If a Chapter 11 Bankruptcy is pursued, the fair value of all underlying assets and liabilities may be required as a critical component of the new opening day balance sheet, in compliance with Fresh Start Accounting, as governed by the Financial Accounting Standards Board’s Accounting Standards Codification (ASC) 852 – Reorganizations and ASC 820 – Fair Value Measurements.

Fresh Start Accounting provides guidance for companies emerging from bankruptcy, including the requirement that the balance sheet and related assets of a company emerging from bankruptcy be restated at fair value. Fair value is defined in ASC 820 as: “the price that would be received to sell an asset or paid to transfer a liability in an orderly transaction between market participants at the measurement date.”

Fair value is often described as an “exit value” because the definition is based solely upon the price one would receive if they were to sell the asset, there is no consideration as to the seller’s perspective, as opposed to the Fair Market Value standard, which includes the point of view of both the “willing buyer and willing seller.” One can see where an “exit value” perspective makes sense in a reorganization.

Balance sheet adjustments to reflect the impact of Fresh Start Accounting are similar to accounting for mergers and acquisitions under ASC 805 – Business Combinations. However, in the case of Fresh Start Accounting, the company’s reorganization value is the basis for the allocation, as opposed to the total transaction consideration being the basis in a business combination (change in control transactions).

While an entity that emerges from Chapter 11 is considered a new legal entity, it does not always qualify for Fresh Start Accounting (a change in the historical book basis of the assets and liabilities of the emerging entity). An emerging entity qualifies for Fresh Start Accounting only if both of the following conditions are met:

  1. The reorganization value of the assets immediately before the date of confirmation is less than the post-petition liabilities and allowed claims, AND
  2. Control changes (i.e., the pre-petition shareholders lose control of the emerging entity by receiving less than 50% of the voting shares of the emerging entity).

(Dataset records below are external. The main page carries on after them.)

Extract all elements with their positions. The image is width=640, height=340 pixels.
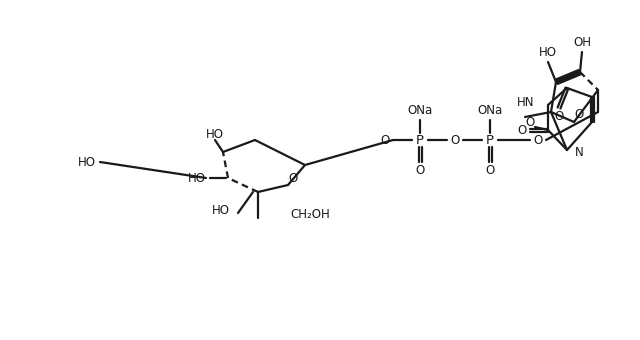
Text: O: O — [574, 107, 584, 120]
Text: P: P — [416, 134, 424, 147]
Text: HO: HO — [188, 171, 206, 185]
Text: CH₂OH: CH₂OH — [290, 208, 330, 221]
Text: O: O — [554, 109, 564, 122]
Text: HO: HO — [206, 128, 224, 140]
Text: HO: HO — [212, 204, 230, 217]
Text: N: N — [575, 146, 584, 158]
Text: O: O — [533, 134, 543, 147]
Text: ONa: ONa — [477, 104, 502, 118]
Text: HO: HO — [78, 155, 96, 169]
Text: O: O — [517, 123, 527, 136]
Text: O: O — [485, 164, 495, 176]
Text: O: O — [380, 134, 390, 147]
Text: HO: HO — [539, 46, 557, 58]
Text: O: O — [525, 116, 534, 129]
Text: O: O — [289, 172, 298, 186]
Text: HN: HN — [516, 97, 534, 109]
Text: ONa: ONa — [408, 104, 433, 118]
Text: OH: OH — [573, 35, 591, 49]
Text: O: O — [451, 134, 460, 147]
Text: P: P — [486, 134, 494, 147]
Text: O: O — [415, 164, 424, 176]
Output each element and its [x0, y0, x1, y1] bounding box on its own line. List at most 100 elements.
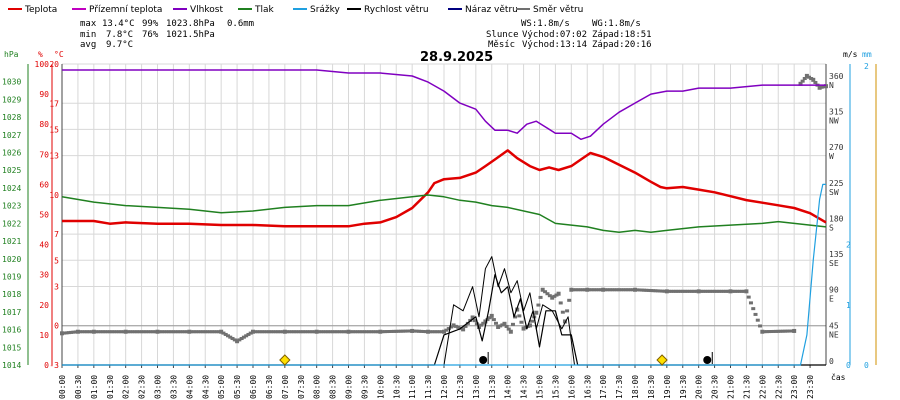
x-tick-label: 03:30 [169, 375, 178, 399]
wind-direction-point [307, 330, 312, 334]
wind-direction-point [228, 335, 233, 339]
sun-marker [656, 354, 668, 366]
wind-direction-point [298, 330, 303, 334]
wind-direction-point [792, 328, 797, 333]
press-tick-label: 1023 [2, 202, 21, 211]
press-tick-label: 1018 [2, 290, 21, 299]
wind-direction-point [692, 289, 697, 293]
wind-direction-point [773, 329, 778, 333]
wind-direction-point [296, 330, 301, 334]
stat-avg-label: avg [80, 40, 96, 50]
wind-direction-point [726, 289, 731, 293]
wind-direction-point [139, 330, 144, 334]
dir-compass-label: E [829, 295, 834, 304]
sun-label: Slunce [486, 30, 519, 40]
dir-tick-label: 135 [829, 250, 844, 259]
wind-direction-point [98, 330, 103, 334]
hum-tick-label: 30 [39, 271, 49, 280]
x-tick-label: 05:00 [217, 375, 226, 399]
press-tick-label: 1015 [2, 343, 21, 352]
wind-direction-point [96, 330, 101, 334]
wind-direction-point [428, 330, 433, 334]
wind-direction-point [366, 330, 371, 334]
wind-direction-point [764, 330, 769, 334]
press-axis-label: hPa [4, 50, 19, 59]
stat-min-hum: 76% [142, 30, 159, 40]
wind-direction-point [157, 330, 162, 334]
wind-direction-point [687, 289, 692, 293]
wind-direction-point [103, 330, 108, 334]
wind-direction-point [821, 85, 826, 89]
x-tick-label: 18:00 [631, 375, 640, 399]
dir-tick-label: 225 [829, 179, 844, 188]
wind-direction-point [751, 307, 756, 311]
wind-direction-point [550, 295, 555, 300]
wind-direction-point [567, 298, 572, 302]
wind-direction-point [232, 338, 237, 342]
wind-direction-point [506, 327, 511, 331]
hum-tick-label: 0 [44, 361, 49, 370]
stat-max-hum: 99% [142, 19, 159, 29]
wind-direction-point [610, 288, 615, 292]
wind-direction-point [80, 330, 85, 334]
wind-direction-point [225, 334, 230, 338]
wind-direction-point [75, 329, 80, 334]
wind-direction-point [69, 330, 74, 334]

If either condition is not met, a new reporting entity is not created for accounting purposes, and the entity does not qualify for Fresh Start Accounting.

Reorganization Value

ASC 852 defines reorganization value as:

“The value attributable to the reconstituted entity, as well as the expected net realizable value of those assets that will be disposed of before reconstitution occurs. This value is viewed as the value of the entity before considering liabilities and approximates the amount a willing buyer would pay for the assets of the entity immediately after restructuring.”

Reorganization value is often determined during the bankruptcy process and is the basis for the company’s Fresh Start Accounting exercise. This reorganization (fresh start) value is often measured utilizing a discounted cash flow approach based on the company’s new cash flow projections included in the reorganization plan.

Once the reorganization value had been established, the emerging entity follows similar guidelines in accounting for the fair value of its assets and liabilities as though it were a new acquisition. The reorganization value is allocated in accordance with the procedures set forth in ASC 805. This requires a valuation of the assets including any underlying real property, tangible assets and recognized intangible assets including assets that may not have been capitalized prior to the reorganization, such as trademark and tradename. Any value not allocated as a result of the analysis is reported as goodwill.

Summary

Obviously, accounting for bankruptcy transactions involves an in depth understanding of specific financial reporting requirements. Fresh Start Accounting rules require that valuation professionals in every discipline (financial, equipment, and real estate) have an understanding of valuation principles and methodologies. An independent multidisciplinary valuation firm with in-depth experience in similar engagements is a key component in a complex plan to assist companies as they emerge from bankruptcy.